Desde sus primeros viajes hasta la experiencia actual, el subte forma parte del pulso cotidiano de la ciudad. A lo largo de las décadas, distintas generaciones lo habitaron, lo transformaron y lo hicieron propio. Esta es la historia del subte contada por quienes lo viven a diario.
REDACCIÓN ROGGIO FUTURO

Hay historias que no están en los libros, sino en los andenes. El subte fue testigo del paso de distintas generaciones que lo hicieron parte de su vida cotidiana. Mirar su historia desde ese recorrido humano permite entender por qué sigue siendo un símbolo de la ciudad, y de la vida de las personas. Hoy escuchamos la historia de Belén, Manuel y Vera.

Belén es una bailarina jubilada de 45 años. Desde los 11 años se dedicó a la danza,  se formó en el Teatro Colón, y fue parte del elenco estable del Teatro Nacional de la Plata hasta su jubilación durante el transcurso del año 2025. “Una vez que me mudé a Plaza Italia el subte se convirtió en mi gran aliado porque al tener que trabajar en La Plata (provincia de Buenos Aires) todos los días, era la manera más fiable de acercarme a la autopista y que el trayecto fuese mucho más eficiente, fácil de predecir porque me permitía cronometrar hasta Catedral. Era muy confiable el servicio. Era ir a lo seguro, al menos la línea D. También lo usé bastante para ir a Facultad de Medicina haciendo actividad docente en la facultad de Ciencias Económicas. Me ayudaba mucho de antemano saber cuánto iba a tardar, y que no me iba a fallar”

“Volviendo de La Plata me resultaba el medio como más cómodo, rápido, eficiente ya que llegaba cansada de laburar todo el día y me facilitaba un montón sin escala para estar en casa sin depender del tráfico.  Si venía muy lleno en hora pico desde Catedral sabía que esperando 3 minutos más me lo tomaba menos lleno y viajaba sentada seguro y era un viaje ameno, muchas veces iba leyendo, incluso un gran aliado para viajar con mis hijos”.

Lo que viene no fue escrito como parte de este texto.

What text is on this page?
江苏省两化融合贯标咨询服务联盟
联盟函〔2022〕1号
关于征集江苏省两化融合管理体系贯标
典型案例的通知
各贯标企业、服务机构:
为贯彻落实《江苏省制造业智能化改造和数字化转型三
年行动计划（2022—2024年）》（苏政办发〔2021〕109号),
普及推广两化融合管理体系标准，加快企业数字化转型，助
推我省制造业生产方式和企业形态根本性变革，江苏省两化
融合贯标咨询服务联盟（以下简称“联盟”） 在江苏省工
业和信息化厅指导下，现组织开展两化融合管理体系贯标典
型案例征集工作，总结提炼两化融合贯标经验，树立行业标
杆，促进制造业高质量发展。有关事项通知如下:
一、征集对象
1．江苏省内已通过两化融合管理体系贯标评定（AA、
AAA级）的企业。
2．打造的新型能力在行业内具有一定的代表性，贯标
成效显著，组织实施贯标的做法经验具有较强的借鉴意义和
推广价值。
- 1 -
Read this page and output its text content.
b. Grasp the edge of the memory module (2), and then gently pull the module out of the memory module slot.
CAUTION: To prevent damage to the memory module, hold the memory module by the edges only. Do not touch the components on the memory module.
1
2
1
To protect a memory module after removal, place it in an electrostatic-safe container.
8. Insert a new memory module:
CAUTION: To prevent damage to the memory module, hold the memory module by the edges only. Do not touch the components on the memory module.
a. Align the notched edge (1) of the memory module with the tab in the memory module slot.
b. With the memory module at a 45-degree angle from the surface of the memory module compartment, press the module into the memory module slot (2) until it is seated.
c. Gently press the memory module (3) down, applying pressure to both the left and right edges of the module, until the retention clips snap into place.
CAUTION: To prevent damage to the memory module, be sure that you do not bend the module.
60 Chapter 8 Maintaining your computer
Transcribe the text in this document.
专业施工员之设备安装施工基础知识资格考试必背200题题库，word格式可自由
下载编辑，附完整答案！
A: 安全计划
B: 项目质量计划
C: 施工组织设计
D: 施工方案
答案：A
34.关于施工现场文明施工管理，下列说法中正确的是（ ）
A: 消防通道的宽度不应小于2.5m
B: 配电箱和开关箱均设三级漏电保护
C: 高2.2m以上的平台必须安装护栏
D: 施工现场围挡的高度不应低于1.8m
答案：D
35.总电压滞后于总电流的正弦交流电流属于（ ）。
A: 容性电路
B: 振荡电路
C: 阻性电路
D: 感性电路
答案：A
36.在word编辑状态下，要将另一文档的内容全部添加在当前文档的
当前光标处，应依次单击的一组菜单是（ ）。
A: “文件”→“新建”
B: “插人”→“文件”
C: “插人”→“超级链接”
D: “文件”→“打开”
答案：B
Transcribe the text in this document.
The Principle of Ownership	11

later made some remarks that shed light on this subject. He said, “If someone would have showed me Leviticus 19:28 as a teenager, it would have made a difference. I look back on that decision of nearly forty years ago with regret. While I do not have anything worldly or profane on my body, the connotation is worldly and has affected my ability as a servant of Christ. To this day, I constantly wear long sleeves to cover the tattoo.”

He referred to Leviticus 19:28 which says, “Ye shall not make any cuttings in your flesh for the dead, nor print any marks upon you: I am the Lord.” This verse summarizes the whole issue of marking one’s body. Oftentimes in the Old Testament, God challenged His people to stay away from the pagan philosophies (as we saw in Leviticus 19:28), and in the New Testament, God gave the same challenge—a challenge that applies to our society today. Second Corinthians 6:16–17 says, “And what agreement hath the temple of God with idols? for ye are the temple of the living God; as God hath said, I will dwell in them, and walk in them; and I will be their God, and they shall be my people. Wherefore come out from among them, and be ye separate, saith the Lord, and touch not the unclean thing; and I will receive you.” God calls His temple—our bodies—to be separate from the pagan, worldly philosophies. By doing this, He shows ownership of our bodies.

Manuel tiene 71 años, durante su vida profesional trabajó como comerciante: tuvo verdulería  y ferretería. Vino de Galicia (España) hace 50 años y vive en el barrio de Caballito, muy cerca de la estación Acoyte de la línea A. 

“Soy jubilado y uso el subte casi todos los días para moverme por la ciudad. Para mí es una gran ayuda: es rápido, seguro y me permite llegar a mis turnos médicos, hacer trámites o visitar a mi familia sin depender de nadie. Además, con el beneficio de la tarifa para jubilados, puedo ahorrar y organizar mejor mis gastos. El subte me da autonomía y tranquilidad, y me permite seguir activo y conectado con la ciudad.”

Vera tiene 14 años y es estudiante del Colegio Nacional Buenos Aires. Vive en el barrio de Parque Chas junto a su mamá y su gata. “Durante todo el colegio primario mi mamá me llevaba y me traía del colegio pero al ingresar al Nacional sabíamos que la cercanía con el subte iba a ser el medio para ir y volver del colegio. A todo esto en el sorteo de los turnos a mí me tocó de noche por lo cuál volver en la última formación del sute del día junto a mis compañeros le da tranquilidad a mí mamá que me espera en casa y no tiene la necesidad de ir hasta el colegio en el centro todos los días”.